Tuesday, March 27, 2007
Teacher Tube
Awesome... YouTube for Education! TeacherTube was launched on March 6. The goal of this web 2.0 tool is to provide an easy way to share instructional videos. Here are some of my favorites: Did You Know, Technology Fear Factor in Education, Literature Circles, and Why Teach Technology?
Sunday, March 25, 2007
School 2.0
I love this photo created by Steve Hargadon with quote by David Warlick. It makes me think about the power of having students find and/or create photos to go along with quotes or statements... what a great learning experience.
Thursday, March 22, 2007
Yeah, but...
Saturday, March 17, 2007
MACUL Conference
I just returned from the Michigan Association of Computer Users for Learning (MACUL) Conference. I enjoyed presenting with Gina Loveless & Terri Waklid on middle school technology-enhanced social studies lessons and the MDE Curriculum Integration Project. Click here to download our presentation.
I most enjoyed Steve Dembo's presentation "The Top 10 Free Web 2.0 Tools." I may need to work a few more web 2.0 tools into my agenda for the Walled Lake web 2.0 usergroup! Of the ten tools he highlighted, four were new to me and I learned new things about all the rest. His top 10 tools are:
- Bloglines - a Feed reader/aggregator & also one of my favorites.

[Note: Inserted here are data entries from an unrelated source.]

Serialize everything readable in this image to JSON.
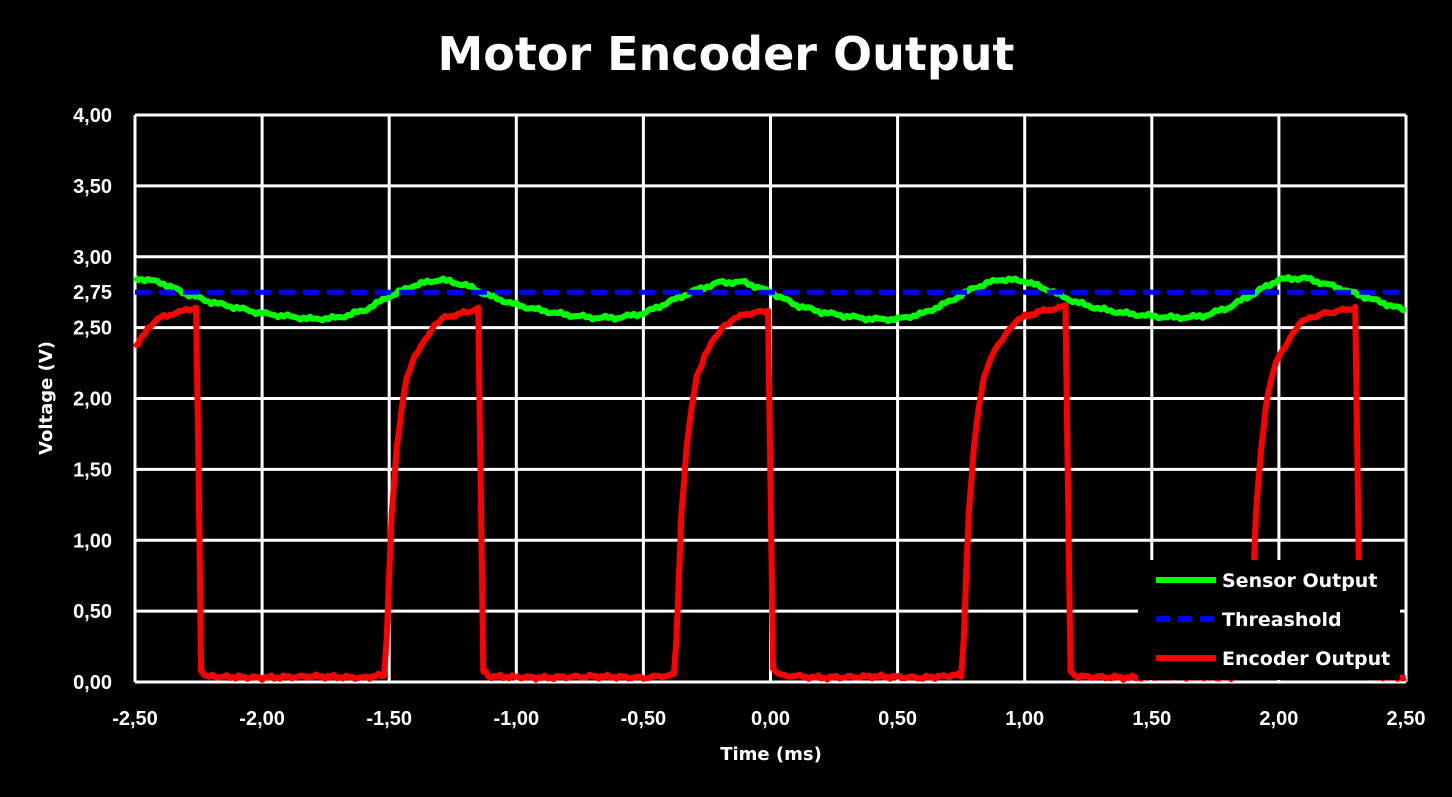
{
  "chart_data": {
    "type": "line",
    "title": "Motor Encoder Output",
    "xlabel": "Time (ms)",
    "ylabel": "Voltage (V)",
    "xlim": [
      -2.5,
      2.5
    ],
    "ylim": [
      0,
      4
    ],
    "x_ticks": [
      "-2,50",
      "-2,00",
      "-1,50",
      "-1,00",
      "-0,50",
      "0,00",
      "0,50",
      "1,00",
      "1,50",
      "2,00",
      "2,50"
    ],
    "y_ticks": [
      "0,00",
      "0,50",
      "1,00",
      "1,50",
      "2,00",
      "2,50",
      "3,00",
      "3,50",
      "4,00"
    ],
    "threshold_tick_label": "2,75",
    "grid": true,
    "legend_position": "bottom-right",
    "series": [
      {
        "name": "Sensor Output",
        "color": "#00FF00",
        "style": "solid",
        "x": [
          -2.5,
          -2.4,
          -2.3,
          -2.2,
          -2.1,
          -2.0,
          -1.9,
          -1.8,
          -1.7,
          -1.6,
          -1.5,
          -1.4,
          -1.3,
          -1.2,
          -1.1,
          -1.0,
          -0.9,
          -0.8,
          -0.7,
          -0.6,
          -0.5,
          -0.4,
          -0.3,
          -0.2,
          -0.1,
          0.0,
          0.1,
          0.2,
          0.3,
          0.4,
          0.5,
          0.6,
          0.7,
          0.8,
          0.9,
          1.0,
          1.1,
          1.2,
          1.3,
          1.4,
          1.5,
          1.6,
          1.7,
          1.8,
          1.9,
          2.0,
          2.1,
          2.2,
          2.3,
          2.4,
          2.5
        ],
        "y": [
          2.85,
          2.82,
          2.74,
          2.68,
          2.64,
          2.6,
          2.58,
          2.56,
          2.57,
          2.62,
          2.72,
          2.8,
          2.84,
          2.8,
          2.72,
          2.66,
          2.62,
          2.59,
          2.57,
          2.57,
          2.6,
          2.68,
          2.76,
          2.82,
          2.82,
          2.75,
          2.66,
          2.61,
          2.58,
          2.56,
          2.56,
          2.6,
          2.68,
          2.78,
          2.84,
          2.83,
          2.76,
          2.68,
          2.63,
          2.6,
          2.58,
          2.57,
          2.58,
          2.64,
          2.74,
          2.84,
          2.85,
          2.8,
          2.74,
          2.68,
          2.62
        ]
      },
      {
        "name": "Threashold",
        "color": "#0000FF",
        "style": "dashed",
        "x": [
          -2.5,
          2.5
        ],
        "y": [
          2.75,
          2.75
        ]
      },
      {
        "name": "Encoder Output",
        "color": "#FF0000",
        "style": "solid",
        "x": [
          -2.5,
          -2.45,
          -2.4,
          -2.35,
          -2.3,
          -2.26,
          -2.25,
          -2.24,
          -2.22,
          -2.0,
          -1.8,
          -1.6,
          -1.52,
          -1.51,
          -1.49,
          -1.47,
          -1.45,
          -1.43,
          -1.4,
          -1.36,
          -1.32,
          -1.28,
          -1.22,
          -1.15,
          -1.14,
          -1.13,
          -1.11,
          -0.9,
          -0.7,
          -0.5,
          -0.38,
          -0.37,
          -0.35,
          -0.33,
          -0.31,
          -0.29,
          -0.26,
          -0.22,
          -0.18,
          -0.14,
          -0.08,
          -0.01,
          0.0,
          0.01,
          0.03,
          0.2,
          0.4,
          0.6,
          0.75,
          0.76,
          0.78,
          0.8,
          0.82,
          0.84,
          0.87,
          0.91,
          0.95,
          0.99,
          1.05,
          1.16,
          1.17,
          1.18,
          1.2,
          1.4,
          1.6,
          1.8,
          1.88,
          1.89,
          1.91,
          1.93,
          1.95,
          1.97,
          2.0,
          2.04,
          2.08,
          2.12,
          2.18,
          2.3,
          2.31,
          2.32,
          2.34,
          2.5
        ],
        "y": [
          2.35,
          2.5,
          2.57,
          2.6,
          2.62,
          2.64,
          1.5,
          0.08,
          0.04,
          0.03,
          0.04,
          0.03,
          0.05,
          0.3,
          1.2,
          1.65,
          1.95,
          2.15,
          2.3,
          2.42,
          2.52,
          2.57,
          2.6,
          2.63,
          1.4,
          0.08,
          0.04,
          0.03,
          0.04,
          0.03,
          0.05,
          0.3,
          1.2,
          1.65,
          1.95,
          2.15,
          2.3,
          2.42,
          2.52,
          2.57,
          2.6,
          2.62,
          1.4,
          0.1,
          0.05,
          0.03,
          0.04,
          0.03,
          0.05,
          0.3,
          1.2,
          1.65,
          1.95,
          2.15,
          2.3,
          2.42,
          2.52,
          2.57,
          2.61,
          2.65,
          1.4,
          0.08,
          0.04,
          0.03,
          0.04,
          0.03,
          0.05,
          0.3,
          1.2,
          1.65,
          1.95,
          2.15,
          2.3,
          2.42,
          2.52,
          2.57,
          2.6,
          2.64,
          1.4,
          0.08,
          0.04,
          0.03
        ]
      }
    ]
  }
}
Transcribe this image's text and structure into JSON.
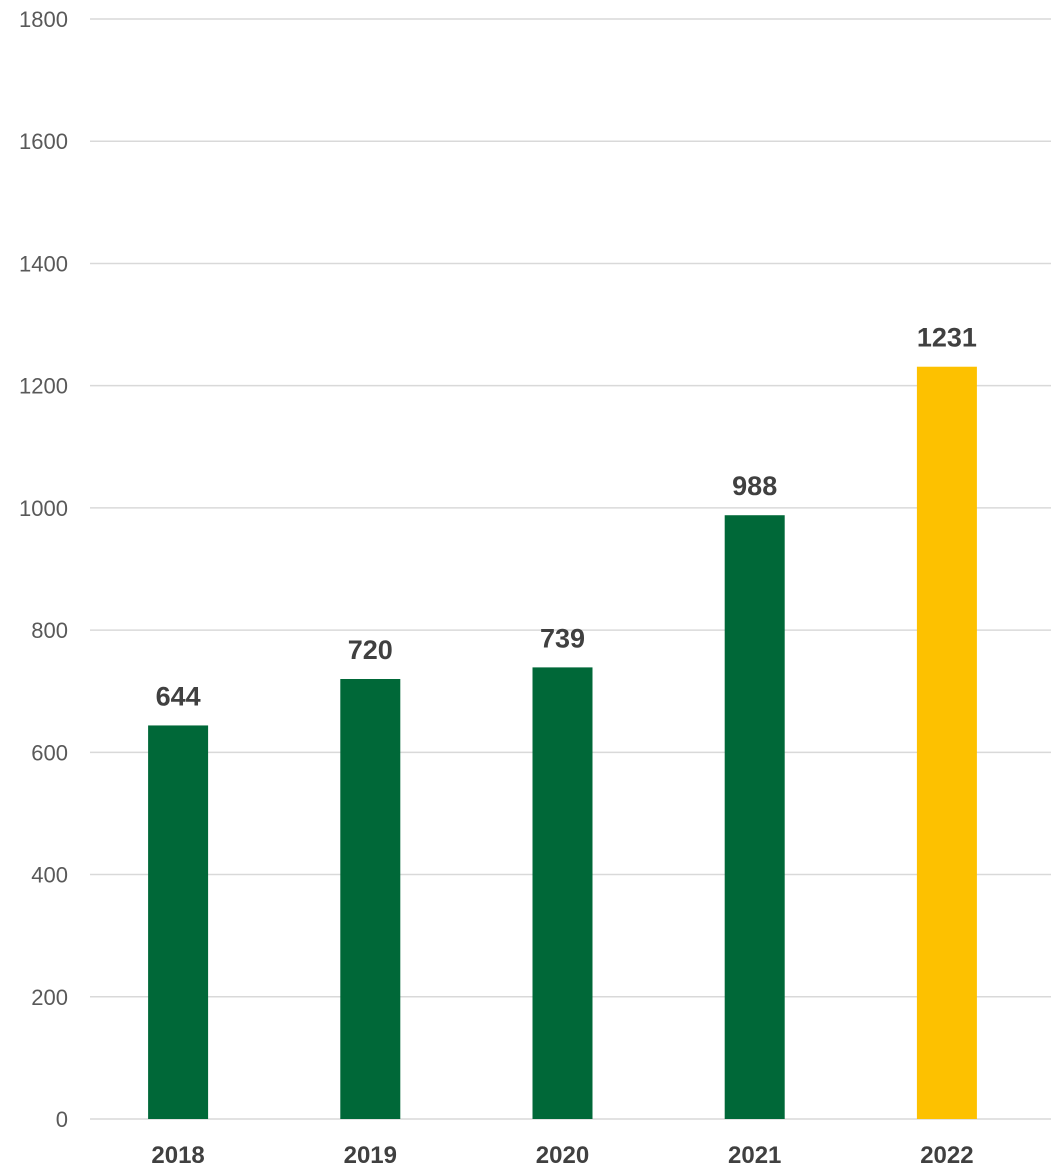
{
  "chart_data": {
    "type": "bar",
    "categories": [
      "2018",
      "2019",
      "2020",
      "2021",
      "2022"
    ],
    "values": [
      644,
      720,
      739,
      988,
      1231
    ],
    "bar_colors": [
      "#006838",
      "#006838",
      "#006838",
      "#006838",
      "#FDC100"
    ],
    "ylim": [
      0,
      1800
    ],
    "yticks": [
      "0",
      "200",
      "400",
      "600",
      "800",
      "1000",
      "1200",
      "1400",
      "1600",
      "1800"
    ],
    "grid": true,
    "legend": false,
    "title": "",
    "xlabel": "",
    "ylabel": ""
  }
}
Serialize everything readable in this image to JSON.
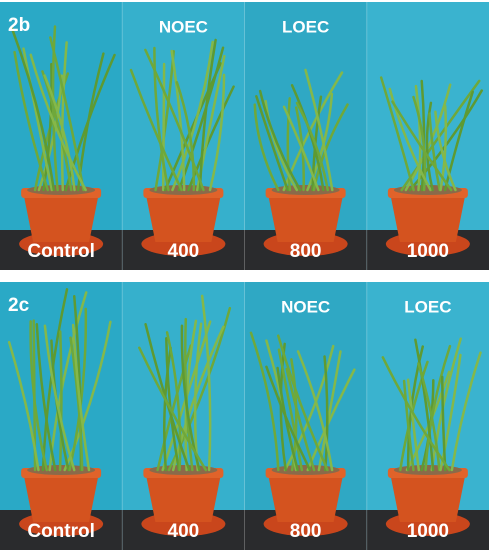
{
  "panels": [
    {
      "label": "2b",
      "columns": [
        {
          "pot_label": "Control"
        },
        {
          "header": "NOEC",
          "pot_label": "400"
        },
        {
          "header": "LOEC",
          "pot_label": "800"
        },
        {
          "pot_label": "1000"
        }
      ]
    },
    {
      "label": "2c",
      "columns": [
        {
          "pot_label": "Control"
        },
        {
          "pot_label": "400"
        },
        {
          "header": "NOEC",
          "pot_label": "800"
        },
        {
          "header": "LOEC",
          "pot_label": "1000"
        }
      ]
    }
  ]
}
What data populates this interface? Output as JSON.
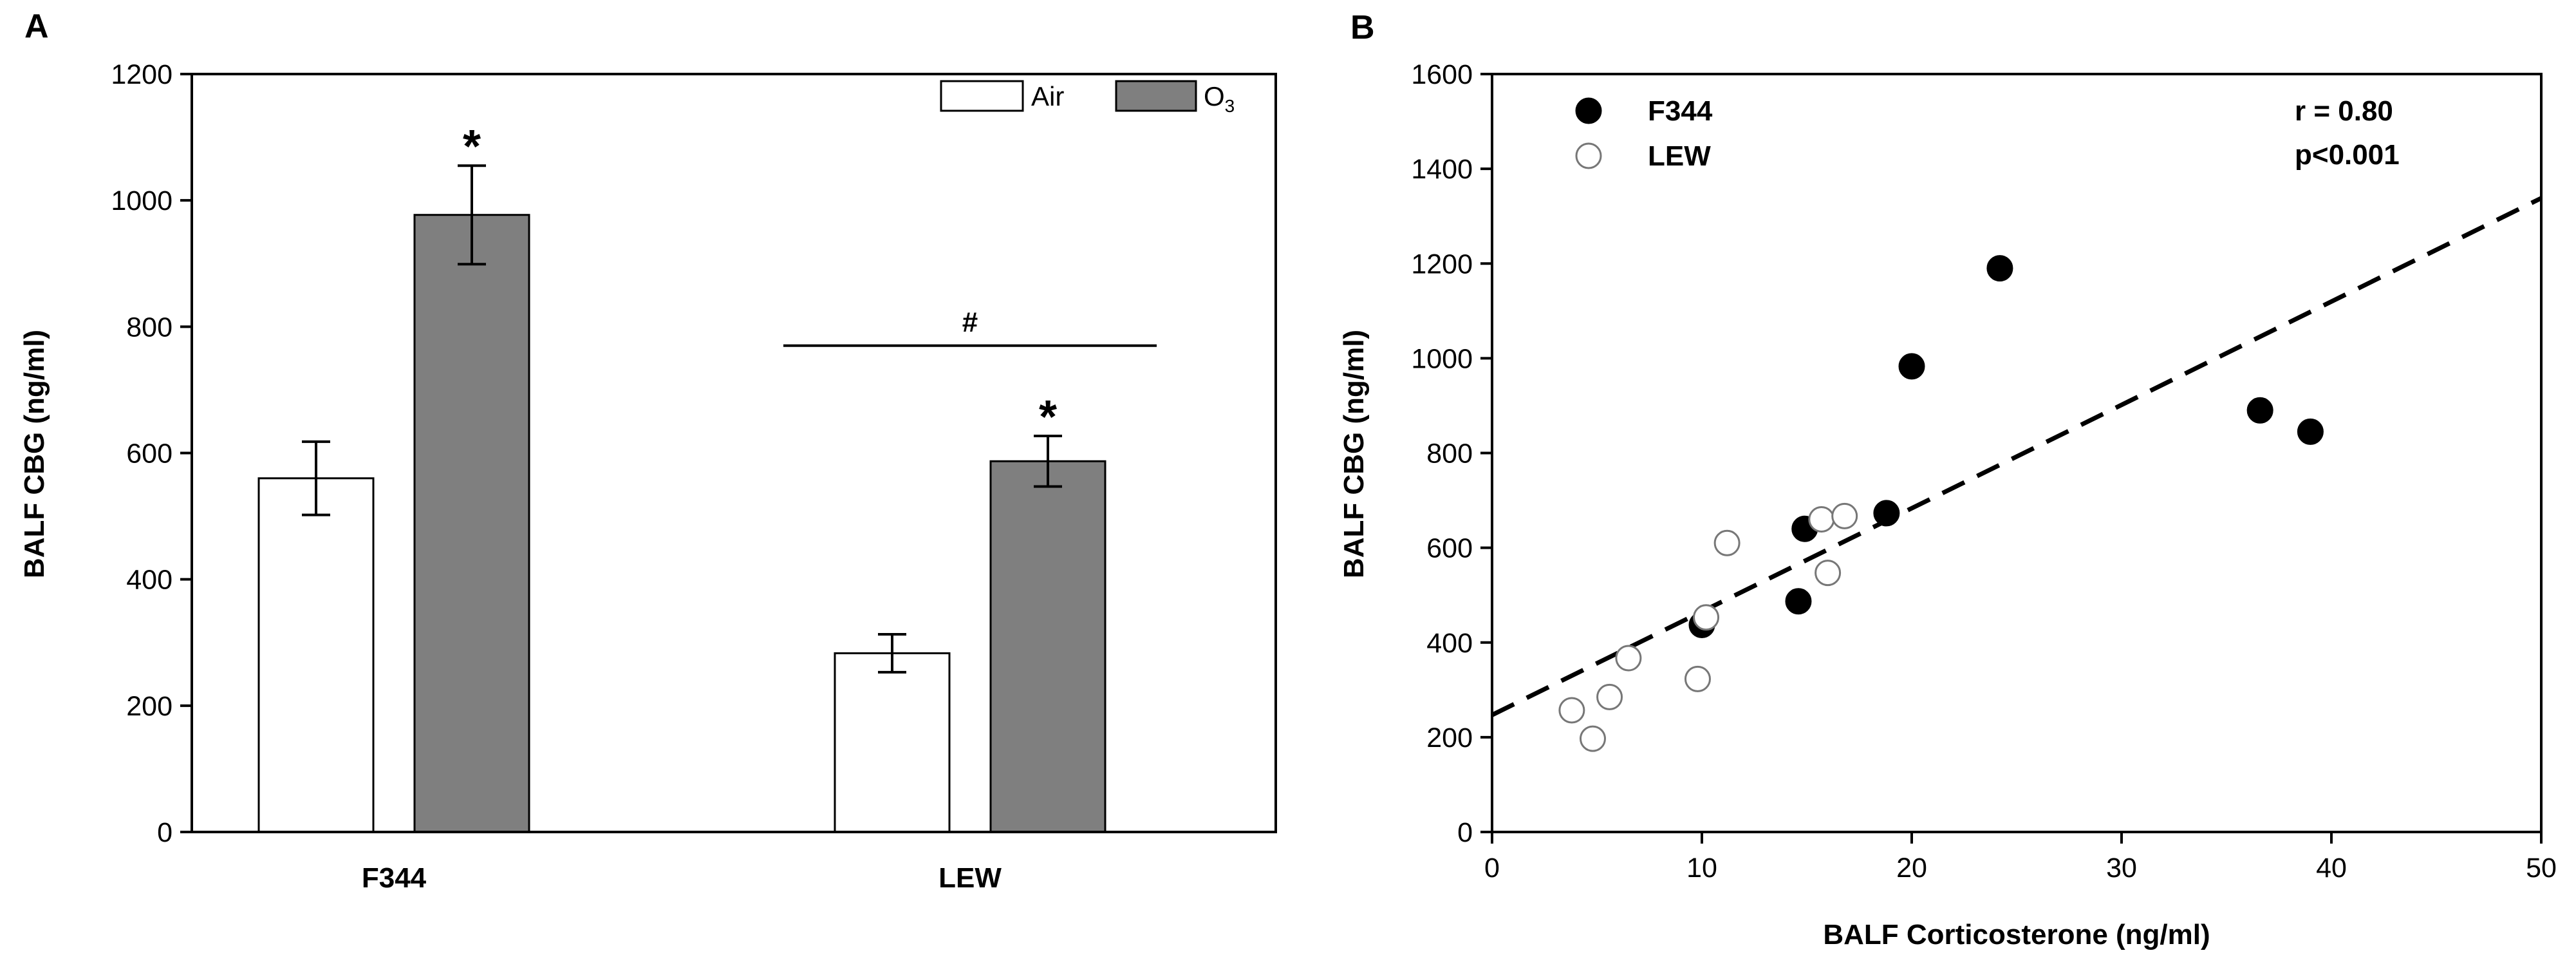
{
  "chart_data": [
    {
      "panel": "A",
      "type": "bar",
      "ylabel": "BALF CBG (ng/ml)",
      "xlabel": "",
      "ylim": [
        0,
        1200
      ],
      "yticks": [
        0,
        200,
        400,
        600,
        800,
        1000,
        1200
      ],
      "categories": [
        "F344",
        "LEW"
      ],
      "series": [
        {
          "name": "Air",
          "sub": "",
          "color": "#ffffff",
          "values": [
            560,
            283
          ],
          "errors": [
            58,
            30
          ]
        },
        {
          "name": "O",
          "sub": "3",
          "color": "#7f7f7f",
          "values": [
            977,
            587
          ],
          "errors": [
            78,
            40
          ]
        }
      ],
      "annotations": {
        "significance": [
          {
            "category": "F344",
            "series": "O3",
            "symbol": "*"
          },
          {
            "category": "LEW",
            "series": "O3",
            "symbol": "*"
          }
        ],
        "group_bracket": {
          "category": "LEW",
          "symbol": "#",
          "value": 770
        }
      }
    },
    {
      "panel": "B",
      "type": "scatter",
      "xlabel": "BALF Corticosterone (ng/ml)",
      "ylabel": "BALF CBG (ng/ml)",
      "xlim": [
        0,
        50
      ],
      "ylim": [
        0,
        1600
      ],
      "xticks": [
        0,
        10,
        20,
        30,
        40,
        50
      ],
      "yticks": [
        0,
        200,
        400,
        600,
        800,
        1000,
        1200,
        1400,
        1600
      ],
      "series": [
        {
          "name": "F344",
          "marker": "filled",
          "points": [
            [
              10.0,
              437
            ],
            [
              14.6,
              487
            ],
            [
              14.9,
              640
            ],
            [
              18.8,
              673
            ],
            [
              20.0,
              983
            ],
            [
              24.2,
              1190
            ],
            [
              36.6,
              890
            ],
            [
              39.0,
              845
            ]
          ]
        },
        {
          "name": "LEW",
          "marker": "open",
          "points": [
            [
              3.8,
              257
            ],
            [
              4.8,
              197
            ],
            [
              5.6,
              285
            ],
            [
              6.5,
              367
            ],
            [
              9.8,
              323
            ],
            [
              10.2,
              453
            ],
            [
              11.2,
              610
            ],
            [
              15.7,
              660
            ],
            [
              16.0,
              547
            ],
            [
              16.8,
              667
            ]
          ]
        }
      ],
      "regression": {
        "x": [
          0,
          50
        ],
        "y": [
          247,
          1338
        ],
        "style": "dashed"
      },
      "stats": {
        "r_text": "r = 0.80",
        "p_text": "p<0.001"
      }
    }
  ]
}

- Delicious - A social bookmarking tool & another one of my favorites. I learned that you can use delicious in new ways, such as: creating memory games, adding comments, making trading cards, and finding photos with creative commons licensing.
- Flickr - A photo sharing website. I learned to spell words with images!
- Picnik - a photo editing website - a simple Photoshop-like tool.
- Jumpcut - a video editing website. I want to check this one out before using with students.
- Gcast - Easy podcast-creation tool
- PBWiki - a wiki made for education
- Wikispaces - another wiki made for education
- Google Docs and Spreadsheets - Great for on-line collaboration. Can save as Word or Excel documents. I see this as coming in very handy for compiling data for science experiments and creating a class database.
- VYEW - Cannot wait to try this out for staff development! It works sort of like WebX.
Sunday, March 11, 2007
Google Earth Super-Zoom!
This is so cool! The hippo picture above is a screen shot from Google Earth. Turn on the National Geogaphic magazine layer (one of the items listed under "featured content") and you will see several icons of cameras and airplanes. Click on the icons to view close-up images that are included as part of National Geographic's Africa and Australia Mega fly-over project. Other close up images that I have viewed include camels, elephants, and birds.
There are over 500 different Megaflyover photographs available. They were selected by Mike Fay from his library of almost 92,000 images, taken from a small plane flying at low altitude.
An fabulous lesson plan to go along with this is listed on National Geographic Xpeditions. In this lesson, students imagine that they are going to travel along with National Geographic conservation fellow Michael Fay. They think about questions they'd like to answer regarding human-nature interactions, and list the equipment they would take to study one of these questions.